А на передовой — вовсю идет сражение.
Несколько танков, проскочив «долину смерти», выползают на крутой склон. Среди них есть и такие, которые уже задымили, но и они направляются вперед — к кустарникам, к замаскированным укреплениям, и они стальными хоботами поворачивают то влево, то вправо, выпуская сизоватые струйки дыма.
— Неужели не знают, что уже горят? Что через несколько минут машина взорвется или превратится в обугленную коробку? — словно обращаясь ко всем, спрашивает Грищенко.
— А хоть и знают, — хмуро отзывается Власюков, — да что им остается? Погибать, так не даром… — Некоторое время возится возле уцелевшего от нашего миномета угломера, потом снова смотрит туда, где разгорается бой. — Наши десантники, что проскочили на машинах долину, спешились у подножья холма. Вон там. — Кивает головой. — Прижали их, наверное, пулеметным и автоматным огнем. Видишь, окапываются.
У Власюкова острое зрение, он видит невооруженным глазом то, что я — в бинокль.
Там, на линии вражеской обороны, звучат оглушительные раскатистые взрывы. Черные груды земли, обломки досок и кустарника взлетают вверх… Два танка проскочили мимо тополей в степь, подминая под себя все, что на пути.
Тем временем к безымянной высоте подкатила новая волна «тридцатьчетверок». За танками бегут автоматчики. Те, которые уцелели после первой атаки, оставили свои окопчики, присоединились к атакующим, выбираются вместе наверх.

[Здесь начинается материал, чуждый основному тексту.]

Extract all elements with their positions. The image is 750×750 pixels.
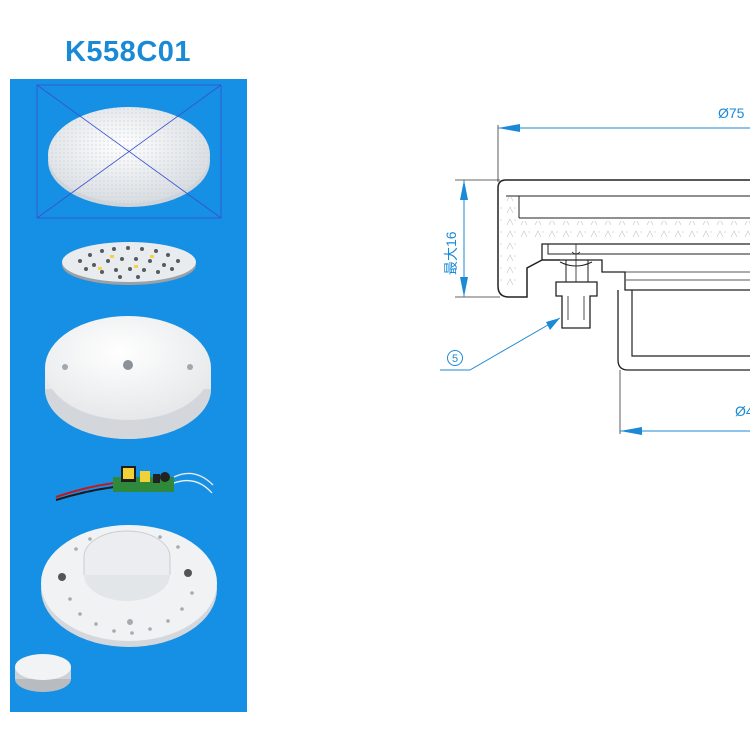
hatch-lens bbox=[521, 221, 750, 242]
section-profile bbox=[497, 179, 750, 371]
inner-diameter-dimension bbox=[619, 370, 750, 435]
driver-board-icon bbox=[55, 466, 214, 501]
callout-leader bbox=[440, 317, 561, 371]
base-housing-icon bbox=[41, 525, 217, 647]
diffuser-lens-icon bbox=[36, 84, 222, 219]
inner-diameter-label: Ø4 bbox=[735, 403, 750, 419]
outer-diameter-dimension bbox=[497, 124, 750, 182]
hatch-left bbox=[500, 197, 518, 287]
small-cap-icon bbox=[15, 654, 71, 692]
product-title: K558C01 bbox=[64, 36, 192, 68]
outer-diameter-label: Ø75 bbox=[718, 105, 745, 121]
components-panel bbox=[10, 79, 247, 712]
led-board-icon bbox=[62, 242, 196, 285]
max-height-label: 最大16 bbox=[443, 231, 459, 275]
heatsink-icon bbox=[45, 316, 211, 439]
height-dimension bbox=[455, 179, 500, 298]
components-illustration bbox=[15, 84, 222, 692]
callout-number: 5 bbox=[452, 353, 458, 365]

Наш взвод уже перенес огонь за кустарник, левее тополей. Кажется, именно оттуда враг бьет из противотанковых. Расчеты Можухина и Мараховского ведут беспрерывный огонь, поэтому разогретые стволы минометов приходится обматывать мокрым тряпьем и обливать водой. Иначе дополнительный заряд, что в шелковом мешочке навешивается на стабилизатор мины, может загореться раньше, чем она ударится о боек. Тогда мина упадет совсем близко, на наших позициях…

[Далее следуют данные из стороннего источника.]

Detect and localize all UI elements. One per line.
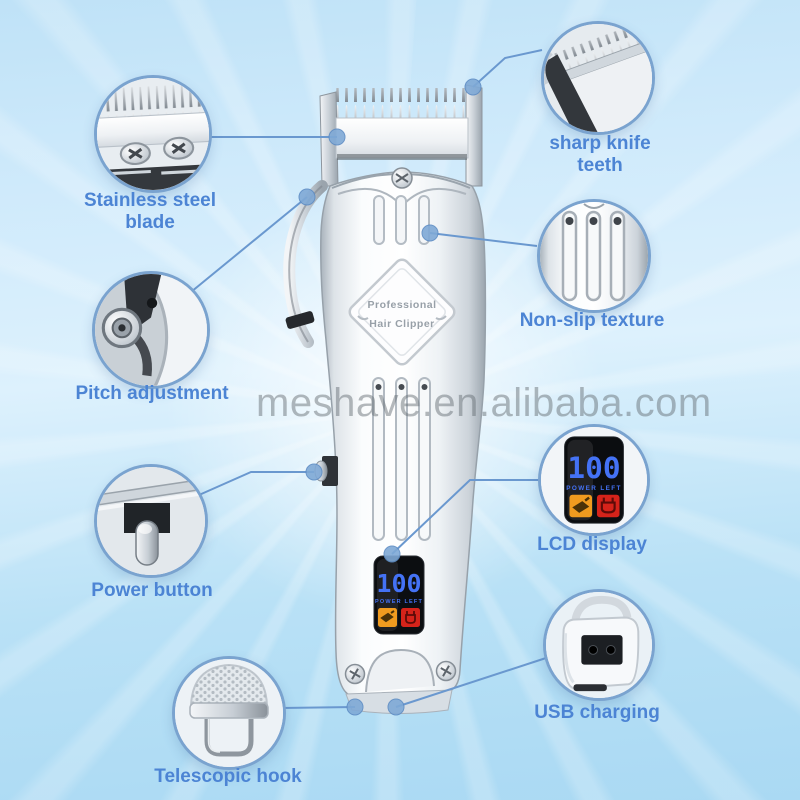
plug-icon — [401, 608, 420, 627]
stainless-blade-zoom-image — [97, 78, 209, 190]
sharp-teeth-zoom-image — [544, 24, 652, 132]
lcd-callout-value: 100 — [567, 451, 620, 485]
lever-grip — [285, 311, 315, 329]
connector-dot-pitch — [298, 188, 316, 206]
upper-vent-slots — [373, 195, 430, 245]
blade-screw — [119, 142, 151, 166]
badge-line1: Professional — [367, 299, 436, 311]
top-screw — [391, 167, 413, 189]
lcd-label: LCD display — [537, 534, 647, 555]
connector-dot-sharp — [464, 78, 482, 96]
clipper-blade — [335, 117, 469, 159]
watermark: meshave.en.alibaba.com — [256, 381, 712, 425]
connector-line-usb — [395, 657, 547, 708]
connector-dot-hook — [346, 698, 364, 716]
usb-callout — [543, 589, 655, 701]
bottom-screw-left — [344, 663, 366, 685]
lcd-zoom-image: 100 POWER LEFT — [541, 427, 647, 533]
hook-zoom-image — [175, 659, 283, 767]
blade-screw — [163, 136, 195, 160]
connector-dot-power — [305, 463, 323, 481]
hair-clipper: Professional Hair Clipper — [283, 84, 487, 714]
plug-icon — [596, 494, 620, 518]
stainless-blade-callout — [94, 75, 212, 193]
lcd-body-value: 100 — [376, 569, 421, 598]
lcd-callout: 100 POWER LEFT — [538, 424, 650, 536]
connector-dots — [298, 78, 482, 716]
nonslip-label: Non-slip texture — [519, 310, 665, 331]
connector-line-hook — [280, 706, 356, 709]
bottom-screw-right — [435, 660, 457, 682]
connector-dot-lcd — [383, 545, 401, 563]
pitch-callout — [92, 271, 210, 389]
power-button-pin — [135, 520, 159, 566]
connector-dot-usb — [387, 698, 405, 716]
pitch-label: Pitch adjustment — [75, 383, 229, 404]
adjustment-knob — [101, 307, 143, 349]
connector-dot-nonslip — [421, 224, 439, 242]
lcd-callout-caption: POWER LEFT — [566, 485, 621, 492]
badge-corner-marks — [357, 315, 447, 321]
hook-wire — [204, 719, 254, 757]
nonslip-zoom-image — [540, 202, 648, 310]
connector-line-power — [198, 471, 314, 496]
connector-line-lcd — [391, 479, 540, 555]
bottom-arch — [365, 648, 435, 693]
power-label: Power button — [91, 580, 213, 601]
sharp-teeth-label: sharp knife teeth — [549, 133, 651, 177]
badge-line2: Hair Clipper — [369, 318, 435, 330]
lcd-body-caption: POWER LEFT — [375, 599, 423, 605]
clipper-teeth — [334, 88, 469, 122]
hook-callout — [172, 656, 286, 770]
usb-zoom-image — [546, 592, 652, 698]
pitch-zoom-image — [95, 274, 207, 386]
diamond-badge: Professional Hair Clipper — [348, 258, 456, 366]
connector-dot-stainless — [328, 128, 346, 146]
power-callout — [94, 464, 208, 578]
connector-line-sharp — [472, 49, 543, 88]
sharp-teeth-callout — [541, 21, 655, 135]
connector-line-pitch — [190, 196, 308, 293]
usb-label: USB charging — [534, 702, 660, 723]
connector-line-nonslip — [429, 232, 538, 247]
stainless-blade-label: Stainless steel blade — [83, 190, 217, 234]
nonslip-callout — [537, 199, 651, 313]
power-zoom-image — [97, 467, 205, 575]
grip-slots — [372, 377, 431, 541]
lcd-screen: 100 POWER LEFT — [373, 555, 425, 635]
connector-lines — [190, 49, 547, 709]
blade-shadow — [337, 154, 467, 160]
hook-label: Telescopic hook — [154, 766, 302, 787]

Противник отбивается что есть силы. Там, наверное, понимают, что им грозит окружение. За каждый окопчик, за каждый зигзаг траншеи идет жестокий бой. А наши наседают, теснят. Дошло уже до рукопашной.
К нам подбегает помощник по хозяйственной части капитан Жук, тяжело дышит. На болезненно одутловатом лице — ни кровинки, оно будто слеплено из теста. Только пот струится ручьями, оставляя темные потеки на щеках, на шее. Он не садится, а валится, как подкошенный, на бруствер окопчика, шевелит широко раскрытыми губами, но не может произнести ни одного слова…
Власюков, наверное, самый догадливый из нас, ткнул капитану флягу с водой. Тот отпил, передохнул и еще раз отпил.
— Настоящий ад. Железо горит, сталь горит. Все горит. Все горит… — Отхлебнув еще, добавляет: — И люди горят, а идут… обнять каждого хочется, как сына. Герои! Приказано расширить прорыв. По флангам его, по флангам!.. — Снова булькает фляга. — Направьте по человеку из каждого расчета. — Смотрит на лейтенанта. Ивченко и… машет рукой: — Там раненые. Это приказ комбата.
Ивченко хмуро доложил по телефону старшему лейтенанту Сунице о приказе комбата. Выслушав командира роты, сказал сержанту Бородину:
— Зовите добровольцев.
За ранеными вызвались идти все. Пришлось брать подносчиков, чтобы не оголять расчеты. Из нашего расчета, оставшегося без миномета, пошли все.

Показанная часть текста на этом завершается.